Site icon Portal informacyjny STRAJK

Lewica: obostrzenia muszą obowiązywać wszędzie. W kościołach też

fot. pixabay.com/idarped

Lewica złożyła wniosek do Sanepidu o kontrole przestrzegania w kościołach obostrzeń związanych z pandemią.

Po kompromitujących władzę kontredansach wokół kościelnej hierarchii, kiedy najwyżsi państwowi urzędnicy zaledwie sugerowali lub apelowali o zachowanie zgodne z limitami osób na metr kwadratowy w świątyniach (na imprezach, sklepach i hotelach wzmocniony przymusem państwowym i karami), lewicowi posłowie stracili cierpliwość. Złożyli wniosek do sanepidu o jak najszybszą kontrolę kościołów i przestrzegania przez proboszczy limitów przebywania wiernych na metr kwadratowy. Posłowie lewicowi argumentują, że wszyscy wobec prawa są równi, nie ma więc powodu, dla którego kościoły i księża mają być spod tego prawa wyłączeni.

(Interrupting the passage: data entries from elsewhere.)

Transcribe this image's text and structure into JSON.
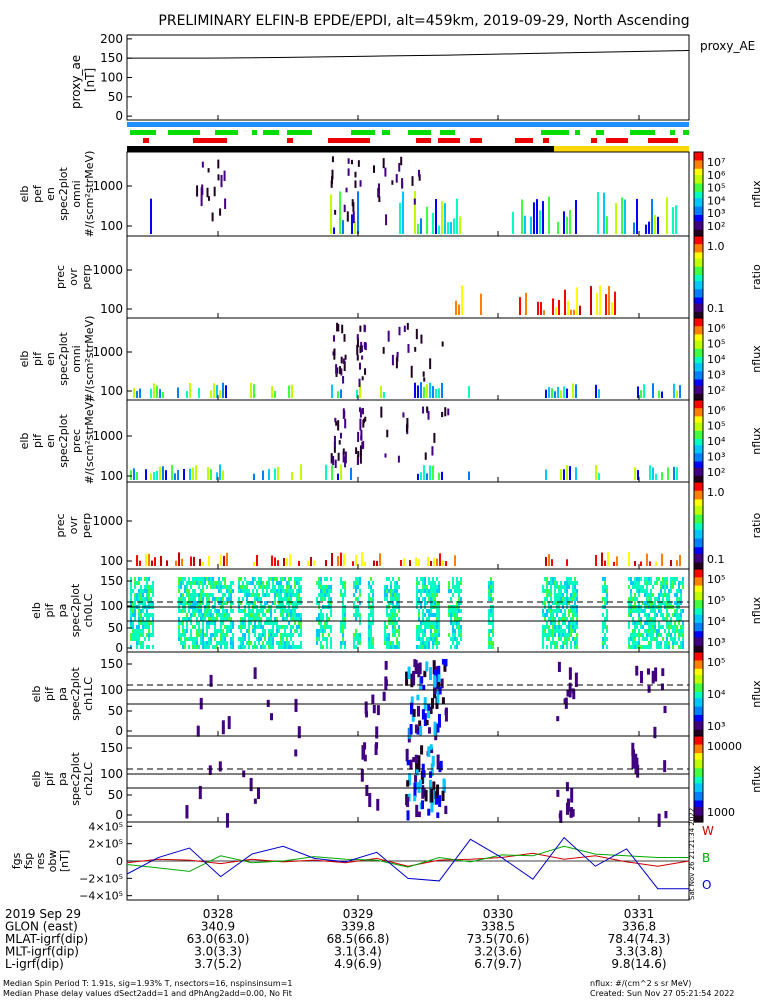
{
  "title": "PRELIMINARY ELFIN-B EPDE/EPDI, alt=459km, 2019-09-29, North Ascending",
  "chart_data": [
    {
      "type": "line",
      "name": "proxy_ae",
      "ylabel": "proxy_ae\n[nT]",
      "series": [
        {
          "name": "proxy_AE",
          "x_minutes": [
            0,
            5,
            10,
            15,
            20,
            25,
            30,
            35
          ],
          "values": [
            150,
            150,
            152,
            155,
            158,
            162,
            166,
            170
          ]
        }
      ],
      "ylim": [
        -10,
        210
      ],
      "ytick_labels": [
        "200",
        "150",
        "100",
        "50",
        "0"
      ],
      "legend": "proxy_AE"
    },
    {
      "type": "heatmap",
      "name": "elb_pef_en_spec2plot_omni",
      "ylabel": [
        "elb",
        "pef",
        "en",
        "spec2plot",
        "omni",
        "#/(scm²strMeV)"
      ],
      "ytick_labels": [
        "1000",
        "100"
      ],
      "colorbar": {
        "label": "nflux",
        "ticks": [
          "10⁷",
          "10⁶",
          "10⁵",
          "10⁴",
          "10³",
          "10²"
        ]
      }
    },
    {
      "type": "heatmap",
      "name": "prec_ovr_perp_1",
      "ylabel": [
        "prec",
        "ovr",
        "perp"
      ],
      "ytick_labels": [
        "1000",
        "100"
      ],
      "colorbar": {
        "label": "ratio",
        "ticks": [
          "1.0",
          "0.1"
        ]
      }
    },
    {
      "type": "heatmap",
      "name": "elb_pif_en_spec2plot_omni",
      "ylabel": [
        "elb",
        "pif",
        "en",
        "spec2plot",
        "omni",
        "#/(scm²strMeV)"
      ],
      "ytick_labels": [
        "1000",
        "100"
      ],
      "colorbar": {
        "label": "nflux",
        "ticks": [
          "10⁶",
          "10⁵",
          "10⁴",
          "10³",
          "10²"
        ]
      }
    },
    {
      "type": "heatmap",
      "name": "elb_pif_en_spec2plot_prec",
      "ylabel": [
        "elb",
        "pif",
        "en",
        "spec2plot",
        "prec",
        "#/(scm²strMeV)"
      ],
      "ytick_labels": [
        "1000",
        "100"
      ],
      "colorbar": {
        "label": "nflux",
        "ticks": [
          "10⁶",
          "10⁵",
          "10⁴",
          "10³",
          "10²"
        ]
      }
    },
    {
      "type": "heatmap",
      "name": "prec_ovr_perp_2",
      "ylabel": [
        "prec",
        "ovr",
        "perp"
      ],
      "ytick_labels": [
        "1000",
        "100"
      ],
      "colorbar": {
        "label": "ratio",
        "ticks": [
          "1.0",
          "0.1"
        ]
      }
    },
    {
      "type": "heatmap",
      "name": "elb_pif_pa_spec2plot_ch0LC",
      "ylabel": [
        "elb",
        "pif",
        "pa",
        "spec2plot",
        "ch0LC"
      ],
      "ytick_labels": [
        "150",
        "100",
        "50",
        "0"
      ],
      "colorbar": {
        "label": "nflux",
        "ticks": [
          "10⁵",
          "10⁵",
          "10⁴",
          "10³"
        ]
      }
    },
    {
      "type": "heatmap",
      "name": "elb_pif_pa_spec2plot_ch1LC",
      "ylabel": [
        "elb",
        "pif",
        "pa",
        "spec2plot",
        "ch1LC"
      ],
      "ytick_labels": [
        "150",
        "100",
        "50",
        "0"
      ],
      "colorbar": {
        "label": "nflux",
        "ticks": [
          "10⁵",
          "10⁴",
          "10³"
        ]
      }
    },
    {
      "type": "heatmap",
      "name": "elb_pif_pa_spec2plot_ch2LC",
      "ylabel": [
        "elb",
        "pif",
        "pa",
        "spec2plot",
        "ch2LC"
      ],
      "ytick_labels": [
        "150",
        "100",
        "50",
        "0"
      ],
      "colorbar": {
        "label": "nflux",
        "ticks": [
          "10000",
          "1000"
        ]
      }
    },
    {
      "type": "line",
      "name": "fgs_fsp_res_obw",
      "ylabel": [
        "fgs",
        "fsp",
        "res",
        "obw",
        "[nT]"
      ],
      "ytick_labels": [
        "4×10⁵",
        "2×10⁵",
        "0",
        "−2×10⁵",
        "−4×10⁵"
      ],
      "ylim": [
        -450000,
        450000
      ],
      "legend": [
        "W",
        "B",
        "O"
      ],
      "series_colors": [
        "#cc0000",
        "#00aa00",
        "#0000cc"
      ],
      "series": [
        {
          "name": "W",
          "values": [
            -20000,
            20000,
            10000,
            -30000,
            20000,
            -10000,
            10000,
            -20000,
            30000,
            -60000,
            10000,
            20000,
            40000,
            90000,
            20000,
            60000,
            -10000,
            -60000,
            0
          ]
        },
        {
          "name": "B",
          "values": [
            -40000,
            -80000,
            -120000,
            60000,
            -20000,
            0,
            50000,
            20000,
            10000,
            -70000,
            40000,
            -10000,
            70000,
            60000,
            170000,
            80000,
            60000,
            40000,
            40000
          ]
        },
        {
          "name": "O",
          "values": [
            -150000,
            40000,
            150000,
            -180000,
            80000,
            170000,
            30000,
            -10000,
            100000,
            -200000,
            -230000,
            250000,
            40000,
            -210000,
            270000,
            -60000,
            140000,
            -320000,
            -320000
          ]
        }
      ]
    }
  ],
  "timebar": {
    "label": "",
    "colors": [
      "#1e90ff",
      "#00dd00",
      "#ee0000",
      "#000000",
      "#ffd700"
    ]
  },
  "stamp": "Sat Nov 26 21:21:34 2022",
  "xaxis": {
    "ticks": [
      "0328",
      "0329",
      "0330",
      "0331"
    ],
    "rows": [
      {
        "label": "2019 Sep 29",
        "values": [
          "0328",
          "0329",
          "0330",
          "0331"
        ]
      },
      {
        "label": "GLON (east)",
        "values": [
          "340.9",
          "339.8",
          "338.5",
          "336.8"
        ]
      },
      {
        "label": "MLAT-igrf(dip)",
        "values": [
          "63.0(63.0)",
          "68.5(66.8)",
          "73.5(70.6)",
          "78.4(74.3)"
        ]
      },
      {
        "label": "MLT-igrf(dip)",
        "values": [
          "3.0(3.3)",
          "3.1(3.4)",
          "3.2(3.6)",
          "3.3(3.8)"
        ]
      },
      {
        "label": "L-igrf(dip)",
        "values": [
          "3.7(5.2)",
          "4.9(6.9)",
          "6.7(9.7)",
          "9.8(14.6)"
        ]
      }
    ]
  },
  "footer": {
    "line1": "Median Spin Period T: 1.91s, sig=1.93% T, nsectors=16, nspinsinsum=1",
    "line2": "Median Phase delay values dSect2add=1 and dPhAng2add=0.00, No Fit",
    "right1": "nflux: #/(cm^2 s sr MeV)",
    "right2": "Created: Sun Nov 27 05:21:54 2022"
  }
}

Posłanka Agnieszka Dziemianowicz-Bąk wręcz zasugerowała, by kościoły w całej Polsce zamknąć. „Tak jak zamykane są hotele i restauracje, tak samo świątynie powinny zostać zamknięte”, powiedziała portalowi money.pl posłanka. Na konferencji prasowej posłowie demonstrowali zapisy wideo z wielu świątyń, na których widać, że nikt lub bardzo niewielu wiernych przestrzega dystansu i limitu zagęszczenia, ale, co gorsza, wymogu noszenia maseczek. Posłowie są zdania, że to kompromitacja państwa, które nie tylko nie potrafi zmusić do respektowania norm przez siebie ustalonych, ale też świadomie zezwala na tworzenie enklaw w instytucjach, które są spod obowiązywania prawa wyłączone.

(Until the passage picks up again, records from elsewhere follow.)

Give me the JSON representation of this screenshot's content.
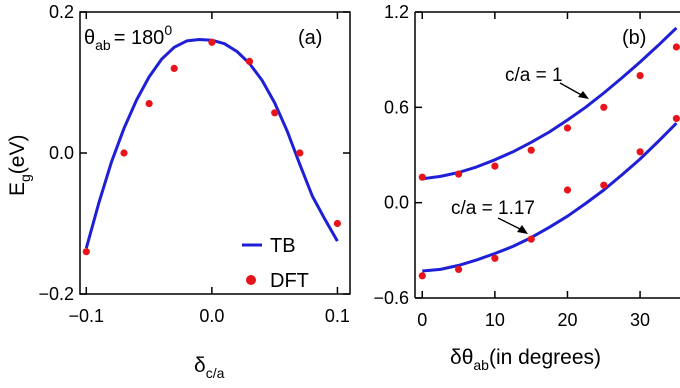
{
  "chart_data": [
    {
      "panel": "a",
      "type": "line+scatter",
      "panel_label": "(a)",
      "annotation": {
        "base": "θ",
        "sub": "ab",
        "text": "= 180",
        "sup": "0"
      },
      "xlabel": {
        "base": "δ",
        "sub": "c/a"
      },
      "ylabel": {
        "base": "E",
        "sub": "g",
        "rest": "(eV)"
      },
      "xlim": [
        -0.105,
        0.11
      ],
      "ylim": [
        -0.2,
        0.2
      ],
      "xticks": [
        -0.1,
        0.0,
        0.1
      ],
      "xtick_labels": [
        "−0.1",
        "0.0",
        "0.1"
      ],
      "yticks": [
        -0.2,
        0.0,
        0.2
      ],
      "ytick_labels": [
        "−0.2",
        "0.0",
        "0.2"
      ],
      "series": [
        {
          "name": "TB",
          "kind": "line",
          "color": "#1f1fd8",
          "x": [
            -0.1,
            -0.09,
            -0.08,
            -0.07,
            -0.06,
            -0.05,
            -0.04,
            -0.03,
            -0.02,
            -0.01,
            0.0,
            0.01,
            0.02,
            0.03,
            0.04,
            0.05,
            0.06,
            0.07,
            0.08,
            0.09,
            0.1
          ],
          "y": [
            -0.135,
            -0.071,
            -0.013,
            0.035,
            0.075,
            0.108,
            0.133,
            0.15,
            0.159,
            0.161,
            0.16,
            0.155,
            0.144,
            0.127,
            0.103,
            0.071,
            0.031,
            -0.016,
            -0.061,
            -0.094,
            -0.125
          ]
        },
        {
          "name": "DFT",
          "kind": "scatter",
          "color": "#e8141c",
          "x": [
            -0.1,
            -0.07,
            -0.05,
            -0.03,
            0.0,
            0.03,
            0.05,
            0.07,
            0.1
          ],
          "y": [
            -0.14,
            0.0,
            0.07,
            0.12,
            0.157,
            0.13,
            0.057,
            0.0,
            -0.1
          ]
        }
      ],
      "legend": [
        {
          "label": "TB"
        },
        {
          "label": "DFT"
        }
      ]
    },
    {
      "panel": "b",
      "type": "line+scatter",
      "panel_label": "(b)",
      "xlabel": {
        "base": "δθ",
        "sub": "ab",
        "rest": "(in degrees)"
      },
      "xlim": [
        -1,
        35.5
      ],
      "ylim": [
        -0.6,
        1.2
      ],
      "xticks": [
        0,
        10,
        20,
        30
      ],
      "xtick_labels": [
        "0",
        "10",
        "20",
        "30"
      ],
      "yticks": [
        -0.6,
        0.0,
        0.6,
        1.2
      ],
      "ytick_labels": [
        "−0.6",
        "0.0",
        "0.6",
        "1.2"
      ],
      "series": [
        {
          "name": "c/a = 1",
          "kind": "line",
          "color": "#1f1fd8",
          "x": [
            0,
            2.5,
            5,
            7.5,
            10,
            12.5,
            15,
            17.5,
            20,
            22.5,
            25,
            27.5,
            30,
            32.5,
            35
          ],
          "y": [
            0.15,
            0.165,
            0.19,
            0.225,
            0.27,
            0.32,
            0.38,
            0.445,
            0.52,
            0.6,
            0.69,
            0.785,
            0.885,
            0.99,
            1.1
          ]
        },
        {
          "name": "c/a = 1",
          "kind": "scatter",
          "color": "#e8141c",
          "x": [
            0,
            5,
            10,
            15,
            20,
            25,
            30,
            35
          ],
          "y": [
            0.16,
            0.18,
            0.23,
            0.33,
            0.47,
            0.6,
            0.8,
            0.98
          ]
        },
        {
          "name": "c/a = 1.17",
          "kind": "line",
          "color": "#1f1fd8",
          "x": [
            0,
            2.5,
            5,
            7.5,
            10,
            12.5,
            15,
            17.5,
            20,
            22.5,
            25,
            27.5,
            30,
            32.5,
            35
          ],
          "y": [
            -0.43,
            -0.42,
            -0.395,
            -0.36,
            -0.32,
            -0.275,
            -0.22,
            -0.155,
            -0.085,
            -0.005,
            0.08,
            0.175,
            0.275,
            0.385,
            0.5
          ]
        },
        {
          "name": "c/a = 1.17",
          "kind": "scatter",
          "color": "#e8141c",
          "x": [
            0,
            5,
            10,
            15,
            20,
            25,
            30,
            35
          ],
          "y": [
            -0.46,
            -0.42,
            -0.35,
            -0.23,
            0.08,
            0.11,
            0.32,
            0.53
          ]
        }
      ],
      "annotations": [
        {
          "text": "c/a = 1"
        },
        {
          "text": "c/a = 1.17"
        }
      ]
    }
  ]
}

Pokazane przez posłów zapisy wideo wyraźnie wskazują, że podczas niedzielnych mszy łamanie obowiązującego prawa, nakierowanego przecież na ochronę zdrowia publicznego, były powszechne.

Wątpliwe jest, czy państwo PiS przyjmie sugestie Lewicy, tym bardziej, że niektórzy hierarchowie bez ogródek mówili, że ich prawo nie obowiązuje. Ostatnim był bp. Jan Piotrowski, który mówił: „Nie życzymy sobie jednak ciągłych pouczeń instruktorów nowego ładu ideologicznego, kulturowego i obyczajowego, którzy niestety w ostatnich miesiącach nie mieli odwagi innym zwracać uwagi, kiedy powszechnie łamano prawo”.